Cluelessness on Cuba (Humberto Fontova)
12,26,2014

Excerpts

http://townhall.com/columnists/humbertofontova/2014/12/26/rand-pauls-cluelessness-on-cuba-n1935926/print

First off, if Castro “secretly favors the embargo,” then why did every one of his secret agents campaign secretly and obsessively against the embargo while working as secret agents? Castro managed the deepest and most damaging penetration of the U.S. Department of Defense in recent U.S. history. The spy’s name is Ana Belen Montes, known as “Castro’s Queen Jewel” in the intelligence community. In 2002 she was convicted of the same crimes as Ethel and Julius Rosenberg and today she serves a 25-year sentence in Federal prison. Only a plea bargain spared her from sizzling in the electric chair like the Rosenberg’s.

In fact, few U.S. foreign policy measures in recent history have been as phenomenally successful as our limited sanctions against the Stalinist Robber-Barons who run Cuba. First off, for three decades the Soviet Union was forced to pump the equivalent of almost ten Marshall Plans into Cuba.

This cannot have helped the Soviet Union’s precarious solvency or lengthened her life span. Secondly, the U.S. taxpayer has been spared the fleecing visited upon many others who reside in nations who eschew “embargoing” Cuba.

Per-capita-wise, Cuba qualifies as the world’s biggest debtor nation with a foreign debt of close to $50 billion, a credit–rating nudging Somalia’s, and an uninterrupted record of defaults.

In 1986 Cuba defaulted on most of her foreign debt to Europe. Seven years ago France’s version of the U.S. government’s Export-Import Bank (named COFACE) cut off Cuba’s credit line. Mexico’s Bancomex quickly followed suit. The Castro regime had stuck it to French taxpayers for $175 million and to Mexican taxpayers for $365 million.

Bancomex was forced to impound Cuban assets in three different countries in an attempt to recoup its losses.
A bit later we heard from another Castro sucker: “The Cuban regime has a long track record of failing to pay back our loans,” lamented South Africa’s Deputy Minister of Trade & Industry, Geordin Hill-Lewis. “In 2010, South Africa had to write off R1.1 billion in bad Cuban debt, and on Friday we wrote off another R250 million in bad debt. The time has come for South Africa to invest in strategic partnerships that deliver prosperity for our people.”

in 1960 stormed into almost 6000 U.S. owned businesses (worth almost $ 2 billion at the time) and stole them all at Soviet gunpoint. A few American business-owners resisted. One of these was Howard Anderson who owned a filling stations and Jeep dealership (not a casino or brothel, which were relatively rare in pre-Castro Cuba, by the way.) I’ll quote from Anderson v. Republic of Cuba, No. 01-28628 (Miami-Dade Circuit Court, April 13, 2003). “In one final session of torture, Castro’s agents drained Howard Anderson’s body of blood before sending him to his death at the firing squad.”

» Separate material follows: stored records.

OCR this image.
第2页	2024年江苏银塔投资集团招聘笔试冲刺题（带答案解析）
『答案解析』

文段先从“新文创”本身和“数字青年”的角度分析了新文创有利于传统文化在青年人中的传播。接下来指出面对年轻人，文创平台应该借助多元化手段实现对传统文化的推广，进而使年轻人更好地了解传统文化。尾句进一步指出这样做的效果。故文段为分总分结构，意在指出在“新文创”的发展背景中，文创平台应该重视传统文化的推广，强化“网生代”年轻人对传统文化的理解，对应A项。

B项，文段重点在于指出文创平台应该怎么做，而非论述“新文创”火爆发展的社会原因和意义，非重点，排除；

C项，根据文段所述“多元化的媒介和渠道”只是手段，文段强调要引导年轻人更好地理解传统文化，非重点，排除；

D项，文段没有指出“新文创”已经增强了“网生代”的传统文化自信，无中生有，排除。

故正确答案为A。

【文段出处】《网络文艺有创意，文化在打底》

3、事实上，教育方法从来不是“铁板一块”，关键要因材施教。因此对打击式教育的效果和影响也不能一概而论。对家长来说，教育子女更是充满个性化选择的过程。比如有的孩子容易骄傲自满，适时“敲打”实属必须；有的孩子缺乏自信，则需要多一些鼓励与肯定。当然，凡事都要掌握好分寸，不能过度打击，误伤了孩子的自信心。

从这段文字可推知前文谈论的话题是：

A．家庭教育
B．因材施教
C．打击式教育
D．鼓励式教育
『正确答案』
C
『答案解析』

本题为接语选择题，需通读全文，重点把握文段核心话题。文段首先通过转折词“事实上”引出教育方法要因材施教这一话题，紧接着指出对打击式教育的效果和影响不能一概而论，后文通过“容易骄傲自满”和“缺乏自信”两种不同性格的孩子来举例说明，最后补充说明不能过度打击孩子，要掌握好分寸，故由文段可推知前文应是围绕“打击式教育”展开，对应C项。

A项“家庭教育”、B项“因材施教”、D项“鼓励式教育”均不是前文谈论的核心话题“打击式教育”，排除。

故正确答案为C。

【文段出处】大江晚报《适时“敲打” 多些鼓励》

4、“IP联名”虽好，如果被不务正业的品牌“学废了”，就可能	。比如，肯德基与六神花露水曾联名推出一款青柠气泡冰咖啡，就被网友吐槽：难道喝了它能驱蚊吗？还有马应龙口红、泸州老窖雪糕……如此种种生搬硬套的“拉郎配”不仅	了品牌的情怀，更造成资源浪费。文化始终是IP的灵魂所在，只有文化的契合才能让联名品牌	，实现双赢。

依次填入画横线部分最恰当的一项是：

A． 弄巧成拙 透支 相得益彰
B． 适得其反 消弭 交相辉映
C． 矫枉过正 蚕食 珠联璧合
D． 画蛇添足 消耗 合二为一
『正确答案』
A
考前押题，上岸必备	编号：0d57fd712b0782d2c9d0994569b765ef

The Inter-American Law Review classifies Castro’s mass burglary of U.S. property as “the largest uncompensated taking of American property by a foreign government in history.” Rubbing his hands and snickering in triumphant glee, Castro boasted at maximum volume to the entire world that he was freeing Cuba from “Yankee economic slavery!” (Che Guevara’s term, actually) and that “he would never repay a penny!”

This is the only promise Fidel Castro has ever kept in his life. Hence the imposition of the Cuba embargo, not that you’d know any of this from the mainstream media.

The burglarized (and often brutalized) American owners filed those property claims against Castro’s regime with the U.S. government. They’re worth $7 billion today—and must be settled before the so called embargo is lifted.

This settlement provision for lifting the embargo was codified into U.S. law in 1996 by the Helms-Burton act, which means only Congress can lift the embargo, obviously after a vote. But the votes are not there.

Shouldn’t Rand Paul know this?

In 1967 libertarian icon Murray Rothbard seemed highly bereaved and aggrieved to hear of Che Guevara’s whacking. Here’ his encomium to the Stalinist who outlawed private property under penalty of torture-chamber and firing-squad:
“Che is dead, and we all mourn him. Long live Che! Why? How is it that so many libertarians mourn this man?...What made Che such an heroic figure for our time is that he, more than any man of our epoch or even of our century, was the living embodiment of the principle of Revolution… we all knew that his enemy was our enemy–that great Colossus that oppresses and threatens all the peoples of the world, U. S. imperialism.”

Ron Paul regards Murray Rothbard as one of America’s “greatest men” and “greatest heroes of freedom.” Rand Paul, considers it an honor to have met Murray Rothbard and a “privilege” to have once driven him to the airport.